Bis Sokolow an diesem Morgen in dem sicheren Haus erwachte und den Kaffee buchstäblich roch – die Tagesschicht war nämlich um sechs Uhr Ortszeit aufgestanden und hatte angefangen, ihn auf dem Campingkocher aufzubrühen –, war ihm nicht klar gewesen, in welcher Riesenscheiße er steckte, wie interessant die Situation geworden war. Und dann verspürte er ebenso viel Verwunderung wie Scham darüber, dass er sich derart von den Ereignissen hatte überrollen lassen. Iwanow hatte ihn im Normalspiel geschlagen. In ein Flugzeug steigen und irgendwohin fliegen, um einen Job zu erledigen: Was konnte es Normaleres geben? Nur hatte Iwanow ihm nicht mitgeteilt, wie sie tatsächlich ins Land kommen würden. Nun hatten einige der Männer, die formal Sokolow unterstanden, in den Vereinigten Staaten einen Mord begangen, andere hielten sich illegal in China auf und waren einheimischen Gangstern oder Funktionären ausgeliefert, mit denen Iwanow eine Vereinbarung getroffen hatte.

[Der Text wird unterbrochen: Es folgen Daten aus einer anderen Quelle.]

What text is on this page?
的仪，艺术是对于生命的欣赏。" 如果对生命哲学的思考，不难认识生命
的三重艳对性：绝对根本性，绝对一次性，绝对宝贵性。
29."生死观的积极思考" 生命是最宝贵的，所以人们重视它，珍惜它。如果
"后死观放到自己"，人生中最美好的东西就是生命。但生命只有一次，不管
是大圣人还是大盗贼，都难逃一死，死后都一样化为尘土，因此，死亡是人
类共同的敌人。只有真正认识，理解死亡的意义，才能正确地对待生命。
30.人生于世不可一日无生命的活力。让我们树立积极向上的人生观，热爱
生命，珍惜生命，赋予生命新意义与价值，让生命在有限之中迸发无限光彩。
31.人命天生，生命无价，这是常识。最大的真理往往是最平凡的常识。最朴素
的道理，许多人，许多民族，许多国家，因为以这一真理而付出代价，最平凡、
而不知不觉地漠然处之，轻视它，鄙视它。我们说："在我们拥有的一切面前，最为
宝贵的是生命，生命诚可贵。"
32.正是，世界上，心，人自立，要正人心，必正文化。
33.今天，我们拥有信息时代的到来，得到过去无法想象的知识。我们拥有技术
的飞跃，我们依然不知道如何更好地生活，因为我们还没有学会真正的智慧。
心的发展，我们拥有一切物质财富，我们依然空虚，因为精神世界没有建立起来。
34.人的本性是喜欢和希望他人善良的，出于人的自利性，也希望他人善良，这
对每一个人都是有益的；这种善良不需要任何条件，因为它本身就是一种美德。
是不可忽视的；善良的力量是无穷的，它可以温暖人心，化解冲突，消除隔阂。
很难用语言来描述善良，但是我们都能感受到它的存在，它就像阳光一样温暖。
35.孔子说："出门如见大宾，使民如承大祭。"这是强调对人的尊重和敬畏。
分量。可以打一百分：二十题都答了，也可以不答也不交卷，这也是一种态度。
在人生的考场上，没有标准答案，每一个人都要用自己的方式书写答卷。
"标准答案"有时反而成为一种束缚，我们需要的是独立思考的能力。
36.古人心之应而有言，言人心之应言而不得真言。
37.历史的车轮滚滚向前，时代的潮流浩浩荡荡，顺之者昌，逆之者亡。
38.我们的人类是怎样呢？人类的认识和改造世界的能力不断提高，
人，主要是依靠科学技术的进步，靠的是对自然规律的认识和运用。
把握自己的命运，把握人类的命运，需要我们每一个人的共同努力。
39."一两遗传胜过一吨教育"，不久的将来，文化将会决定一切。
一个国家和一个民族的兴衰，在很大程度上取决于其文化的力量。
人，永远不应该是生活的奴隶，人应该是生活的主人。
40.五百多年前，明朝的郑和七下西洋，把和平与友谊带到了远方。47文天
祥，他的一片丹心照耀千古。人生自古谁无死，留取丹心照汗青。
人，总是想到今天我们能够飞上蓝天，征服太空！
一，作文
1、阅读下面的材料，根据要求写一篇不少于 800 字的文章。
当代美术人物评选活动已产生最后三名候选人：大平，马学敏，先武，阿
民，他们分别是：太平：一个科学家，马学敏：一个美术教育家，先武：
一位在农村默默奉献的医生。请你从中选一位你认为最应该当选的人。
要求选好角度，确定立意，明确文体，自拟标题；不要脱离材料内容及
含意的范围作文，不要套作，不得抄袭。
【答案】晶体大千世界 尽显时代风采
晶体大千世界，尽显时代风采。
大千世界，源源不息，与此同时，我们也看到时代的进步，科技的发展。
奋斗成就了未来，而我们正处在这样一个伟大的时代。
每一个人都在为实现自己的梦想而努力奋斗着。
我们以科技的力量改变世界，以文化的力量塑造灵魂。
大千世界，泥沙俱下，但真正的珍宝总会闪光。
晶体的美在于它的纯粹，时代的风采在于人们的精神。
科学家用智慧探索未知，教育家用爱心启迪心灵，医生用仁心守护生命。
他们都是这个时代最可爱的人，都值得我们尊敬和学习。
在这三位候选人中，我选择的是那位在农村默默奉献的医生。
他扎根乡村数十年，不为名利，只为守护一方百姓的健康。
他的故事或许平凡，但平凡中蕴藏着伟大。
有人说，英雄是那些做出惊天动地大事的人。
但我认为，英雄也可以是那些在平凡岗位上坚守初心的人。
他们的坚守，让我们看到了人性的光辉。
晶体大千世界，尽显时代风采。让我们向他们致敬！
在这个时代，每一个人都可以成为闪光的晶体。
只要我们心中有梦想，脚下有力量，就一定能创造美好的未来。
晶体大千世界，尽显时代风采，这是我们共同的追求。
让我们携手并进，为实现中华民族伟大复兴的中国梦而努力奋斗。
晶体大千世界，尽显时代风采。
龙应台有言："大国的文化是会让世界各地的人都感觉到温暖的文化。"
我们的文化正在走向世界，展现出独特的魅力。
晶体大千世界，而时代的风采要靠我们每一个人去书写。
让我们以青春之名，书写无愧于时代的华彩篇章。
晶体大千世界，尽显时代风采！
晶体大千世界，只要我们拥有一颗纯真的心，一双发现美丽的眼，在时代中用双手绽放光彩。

Allerdings musste man fairerweise sagen, dass diese Leute ebenso Iwanow ausgeliefert waren, weil sie nicht begriffen, dass Iwanow verrückt war. Und wenn sie erst einmal verstanden hatten, dass dieser Mann nicht nur verrückt, sondern auch noch in Gesellschaft von sieben Kämpfern und drei Hackern unterwegs war, würden sie Albträume wegen all der Konsequenzen bekommen, die sie erwarteten, wenn diese Leute wirklich anfingen, ihrer gewohnten Tätigkeit nachzugehen.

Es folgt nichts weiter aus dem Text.